Kairos

Kairos

/Kīräs/ a propitious moment for decision or action

Two months ago, I walked out of a cushy corporate job. There was no exit interview until I got to Christmas dinner, when Grandma, a fiery, 90-year-old Chinese woman, asked me the question:

Why do you want to be unemployed to travel around the world and live in ghetto places?

She was evaluating my decision against a checklist for first-generation, Asian Americans: elite undergraduate degree, well-paying job, more brag-worthy school, and the perfect man to start #adulting (you know, buying houses and popping babies). 

Through collective translations (thank God for cousins) and my own pathetic Cantonese, I explained that Jay and I will be traveling and doing skills-based volunteering with social enterprises in developing countries.

Ticking off checkboxes has served me well, but it’s also shown me that I’ve been playing too small. 

When I was five, I started a quest to reach my potential. It looked like winning the Olympic gold for tap dance and getting accepted into Stanford University. Each challenge was an opportunity to prove myself, but my understanding of personal best was narrow. I tied ability to brands and external validation, which reinforced an achievement-driven life.

While achievement sounds self-interested, I think it prepares people to be service-oriented. What matters most to me is living generously, exhausting talent, time, and money to develop people’s potentials. But, giving means having something to offer.

So, twenty-something Jen focused on personal development, getting two business degrees, a management consulting gig, and international experiences. By acquiring more knowledge and skills, I invested in myself to give excellence to others. I was becoming qualified to build a dance ministry and make a difference in the world.

But, self-development became procrastination, an excuse to withhold my gifts instead of responding to needs at hand, with whatever I had to offer. 

One night, over roasted crab and garlic noodles, Grandma told me stories about overseeing quality control at a textile factory; taking care of the elderly; being a nanny; and wishing she had volunteered to cook food for senior citizens. Once, a lady at the senior home asked the supervisor to identify the best caretaker, and he responded, “The one who doesn’t speak English.” My grandma doesn’t know how to read or write, but people loved her for the way she worked with her hands, applying diligence, integrity, and compassion.

Grandma didn’t wait to become good or skilled enough for the things that were important. She just did her best, probably improvising much of the time.
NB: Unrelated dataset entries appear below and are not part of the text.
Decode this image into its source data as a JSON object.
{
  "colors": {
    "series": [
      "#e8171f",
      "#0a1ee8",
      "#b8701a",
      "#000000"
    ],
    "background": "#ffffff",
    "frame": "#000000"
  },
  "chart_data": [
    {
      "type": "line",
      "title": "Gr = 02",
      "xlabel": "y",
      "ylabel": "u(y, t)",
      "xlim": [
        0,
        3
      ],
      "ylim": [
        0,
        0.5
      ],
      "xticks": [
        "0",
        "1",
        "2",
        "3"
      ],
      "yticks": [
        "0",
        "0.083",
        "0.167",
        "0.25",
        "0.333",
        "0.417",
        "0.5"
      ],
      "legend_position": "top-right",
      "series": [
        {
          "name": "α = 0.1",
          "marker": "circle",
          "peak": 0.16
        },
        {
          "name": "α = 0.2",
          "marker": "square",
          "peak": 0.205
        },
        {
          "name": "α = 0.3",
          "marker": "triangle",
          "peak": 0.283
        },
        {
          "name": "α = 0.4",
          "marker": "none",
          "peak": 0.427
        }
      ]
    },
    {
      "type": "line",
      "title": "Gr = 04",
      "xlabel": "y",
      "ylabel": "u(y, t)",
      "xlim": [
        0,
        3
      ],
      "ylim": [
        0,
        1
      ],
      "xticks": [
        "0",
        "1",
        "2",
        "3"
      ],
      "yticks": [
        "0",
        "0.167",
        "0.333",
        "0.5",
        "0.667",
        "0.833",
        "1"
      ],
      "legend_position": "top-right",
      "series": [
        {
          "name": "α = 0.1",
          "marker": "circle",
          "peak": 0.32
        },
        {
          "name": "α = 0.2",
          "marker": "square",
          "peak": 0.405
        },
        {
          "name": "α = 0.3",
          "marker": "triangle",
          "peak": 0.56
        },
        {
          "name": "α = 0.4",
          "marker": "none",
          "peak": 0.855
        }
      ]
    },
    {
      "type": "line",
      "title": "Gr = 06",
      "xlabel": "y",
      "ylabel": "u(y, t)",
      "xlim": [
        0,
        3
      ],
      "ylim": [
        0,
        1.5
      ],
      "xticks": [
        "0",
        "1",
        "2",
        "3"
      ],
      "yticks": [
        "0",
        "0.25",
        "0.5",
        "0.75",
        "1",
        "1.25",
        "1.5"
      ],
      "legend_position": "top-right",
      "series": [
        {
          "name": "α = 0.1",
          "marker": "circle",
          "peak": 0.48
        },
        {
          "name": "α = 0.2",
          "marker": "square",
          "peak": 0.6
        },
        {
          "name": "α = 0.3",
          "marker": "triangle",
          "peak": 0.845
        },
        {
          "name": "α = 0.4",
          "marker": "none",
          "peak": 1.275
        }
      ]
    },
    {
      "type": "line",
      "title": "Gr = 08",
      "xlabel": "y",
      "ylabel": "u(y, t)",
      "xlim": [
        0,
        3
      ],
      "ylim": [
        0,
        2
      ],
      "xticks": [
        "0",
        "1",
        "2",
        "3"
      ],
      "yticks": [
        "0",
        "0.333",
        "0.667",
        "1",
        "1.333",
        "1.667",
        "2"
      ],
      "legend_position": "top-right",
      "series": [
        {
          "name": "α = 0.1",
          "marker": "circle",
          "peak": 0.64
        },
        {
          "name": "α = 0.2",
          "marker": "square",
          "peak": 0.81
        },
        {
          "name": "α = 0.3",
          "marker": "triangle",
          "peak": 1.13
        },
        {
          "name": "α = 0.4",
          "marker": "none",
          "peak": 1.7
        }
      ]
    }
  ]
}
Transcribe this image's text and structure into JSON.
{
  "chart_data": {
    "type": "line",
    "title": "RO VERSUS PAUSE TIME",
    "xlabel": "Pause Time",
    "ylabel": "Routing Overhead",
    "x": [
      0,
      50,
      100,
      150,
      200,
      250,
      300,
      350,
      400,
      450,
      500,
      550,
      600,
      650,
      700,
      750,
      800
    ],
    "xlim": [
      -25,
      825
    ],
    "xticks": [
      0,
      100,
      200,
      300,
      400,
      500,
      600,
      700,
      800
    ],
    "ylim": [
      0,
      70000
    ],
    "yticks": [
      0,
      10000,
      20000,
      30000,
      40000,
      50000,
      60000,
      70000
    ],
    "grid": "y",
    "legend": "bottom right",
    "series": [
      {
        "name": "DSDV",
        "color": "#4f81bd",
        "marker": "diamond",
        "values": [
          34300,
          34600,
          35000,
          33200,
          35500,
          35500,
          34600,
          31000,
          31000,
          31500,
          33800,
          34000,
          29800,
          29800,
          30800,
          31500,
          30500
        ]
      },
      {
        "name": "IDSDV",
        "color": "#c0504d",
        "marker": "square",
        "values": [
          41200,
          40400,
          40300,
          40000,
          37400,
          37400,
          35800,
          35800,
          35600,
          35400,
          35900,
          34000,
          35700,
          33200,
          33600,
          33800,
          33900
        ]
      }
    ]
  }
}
At my age, she juggled two jobs and raised five kids in Hong Kong on her own, making due with her work and support from people who chose to be family (like my dad’s foster parents, the Rockers). 

Grandma strove to give her children a better life, fighting for generative opportunities, where success builds on itself and the fruits of labor get passed down. Fortunately, my dad and all his siblings started lives in San Francisco, with spouses, houses, and college-graduate kids. When getting to America cost that much hard work and sacrifice, the fear of backsliding is real, and for Grandma, I imagine the instinct is to get an education and hold onto a career – insurance.

I quit my job because my parents’ sacrifices future-proofed my opportunities with a UC Berkeley degree. They put me in a position to lead a privileged life in service of others. 

Instead of chasing more achievements and qualifying myself for a larger purpose, my goal is to be more like Grandma, offering what’s in my hands, right now. Reaching my potential is no longer about discovering my limits; instead, the true measure of success is being able to give more of myself away. So, I’m re-orienting my intentions and actions toward others, and there’s no better time than now.